Just about everyone can agree that computers are one of the most important parts of day-to-day activities. While many people rely on them for entertainment and socialization, many more people rely on their computers for business and research. When it comes to managing a business network of computers, there are several things that one will need to pay attention to and be aware of. One of these things is going to be the prevalence of malware. Of course, having a home computer affected by malware can be troublesome.
However, when a whole business network is hit by a ransomware attack, it can result in thousands of dollars being lost in revenue, hours upon hours of downtime, and trouble for everyone both within the business and potential customers who may have been interested in the business’s services. Because of this, it is important to know the best ways to prevent ransomware from taking over a computer network. Here are a few ways to prevent it from happening.
1. Be Mindful About Opening Emails
Ransomware is often something that needs to be downloaded onto the computer. With that being said, this often means that ransomware attacks happen partially at the fault of someone who opened a file they shouldn’t have. One of the most common ways that ransomware gets into a person’s network or system is by opening emails from unknown senders, senders pretending to be someone else, or sometimes even from hijacked accounts. While there are many kinds of software that can be used to filter out emails and malicious files, it is also important to exercise common sense when browsing through a business’s email.
Files should never be downloaded unless they are from a reliable and known sender, and if it is known that the sender’s account is not compromised. Pay attention to the sender’s email address to see if it is mimicking another well-known email address, often one of a large corporation. Doing this can ensure that there is minimal chance of ransomware affecting a system through email.
2. Invest in Protective Software
As mentioned earlier, there are types of software that a business can invest in to protect itself against not only a ransomware attack but also against other forms of malware.

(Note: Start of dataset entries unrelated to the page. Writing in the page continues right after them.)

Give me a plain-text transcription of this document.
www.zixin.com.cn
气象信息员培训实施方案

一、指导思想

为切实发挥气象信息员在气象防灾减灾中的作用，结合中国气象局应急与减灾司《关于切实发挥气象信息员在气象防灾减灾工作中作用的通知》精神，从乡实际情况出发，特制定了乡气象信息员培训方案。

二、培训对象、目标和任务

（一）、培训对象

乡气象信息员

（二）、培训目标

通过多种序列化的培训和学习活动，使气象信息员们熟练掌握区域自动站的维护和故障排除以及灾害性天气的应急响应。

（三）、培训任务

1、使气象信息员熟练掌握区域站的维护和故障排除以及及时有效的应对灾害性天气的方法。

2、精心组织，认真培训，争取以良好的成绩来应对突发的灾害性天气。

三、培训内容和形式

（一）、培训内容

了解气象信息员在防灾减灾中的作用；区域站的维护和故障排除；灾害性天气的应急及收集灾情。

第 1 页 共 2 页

Some software may be focused on filtering out spam or malicious emails. Other software might be focused on protecting the computer network as a whole. It will be important for a business to determine what type of protective software it needs the most and research which software will be the most beneficial for the business as a whole. Once one is chosen, employees can relax just a little bit more about the risk of malware affecting computers. If your business has delicate data or complex business info, consult a cyber security expert like Cytelligence for the most effective and up to date strategies.
3. Have Backups Ready
Because something can go wrong at the single click of a button, it is important for businesses with large computer networks to have regular backups that can be used in the event that the system is compromised. The more frequently backups are made, the less of a loss there will be when restoring to a previous backup. More often than not, there will be some degree of data loss when restoring to a backup of a system, but this loss of data will not be nearly as impactful or significant as losing the entire system altogether or having to pay the money for the chance that the ransomware will let the system be free.

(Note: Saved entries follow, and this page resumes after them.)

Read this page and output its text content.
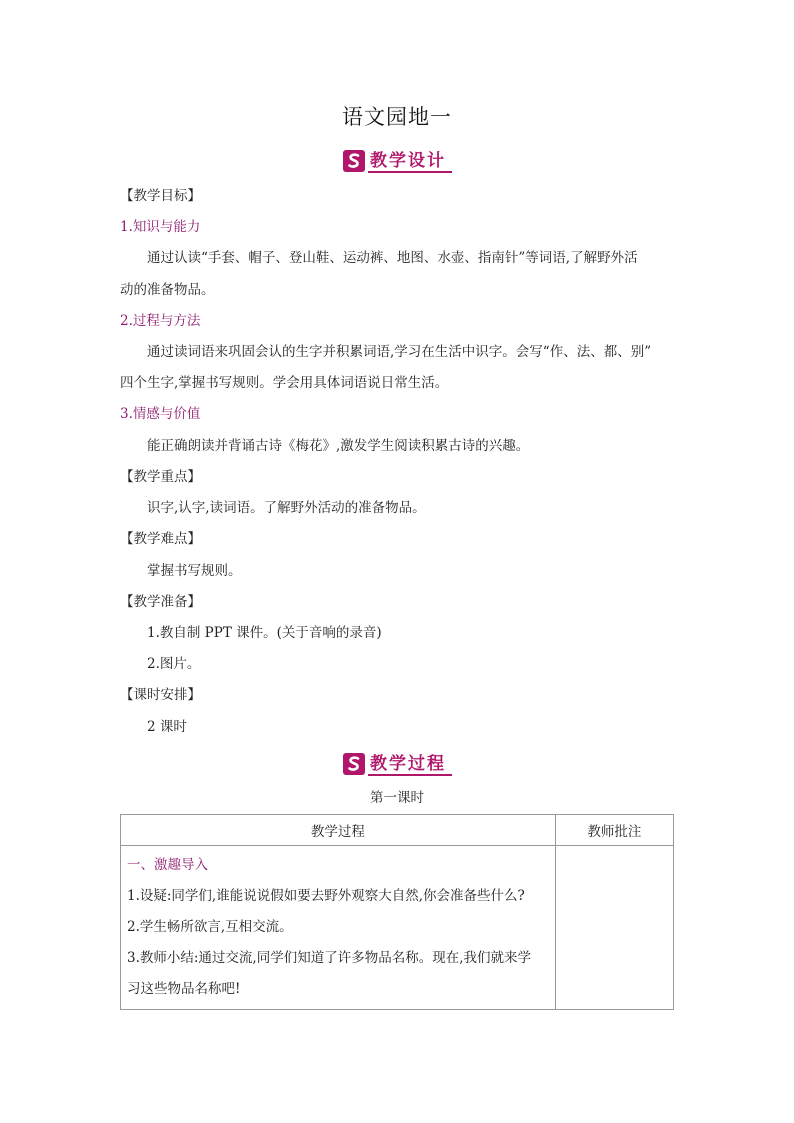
语文园地一
教学设计
【教学目标】
1.知识与能力
通过认读“手套、帽子、登山鞋、运动裤、地图、水壶、指南针”等词语,了解野外活
动的准备物品。
2.过程与方法
通过读词语来巩固会认的生字并积累词语,学习在生活中识字。会写“作、法、都、别”
四个生字,掌握书写规则。学会用具体词语说日常生活。
3.情感与价值
能正确朗读并背诵古诗《梅花》,激发学生阅读积累古诗的兴趣。
【教学重点】
识字,认字,读词语。了解野外活动的准备物品。
【教学难点】
掌握书写规则。
【教学准备】
1.教自制 PPT 课件。(关于音响的录音)
2.图片。
【课时安排】
2 课时
教学过程
第一课时
教学过程	教师批注

一、激趣导入
1.设疑:同学们,谁能说说假如要去野外观察大自然,你会准备些什么?
2.学生畅所欲言,互相交流。
3.教师小结:通过交流,同学们知道了许多物品名称。现在,我们就来学
习这些物品名称吧!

Read More: You’ve Been Hit by Ransomware — Now What?
4. Educate Employees
While it will help a business tremendously to have these factors in place to protect themselves from ransomware, it will only be so effective. Most of these programs and software will work assuming that the people using the computer have some understanding of how to remain safe online. Even if these programs are in place, if someone intentionally downloads or opens a compromised file, then having the programs in place will not mean anything. It is important for the employees of the business to understand what files are safe, which aren’t, and what should be done if they encounter a file that could be unsafe.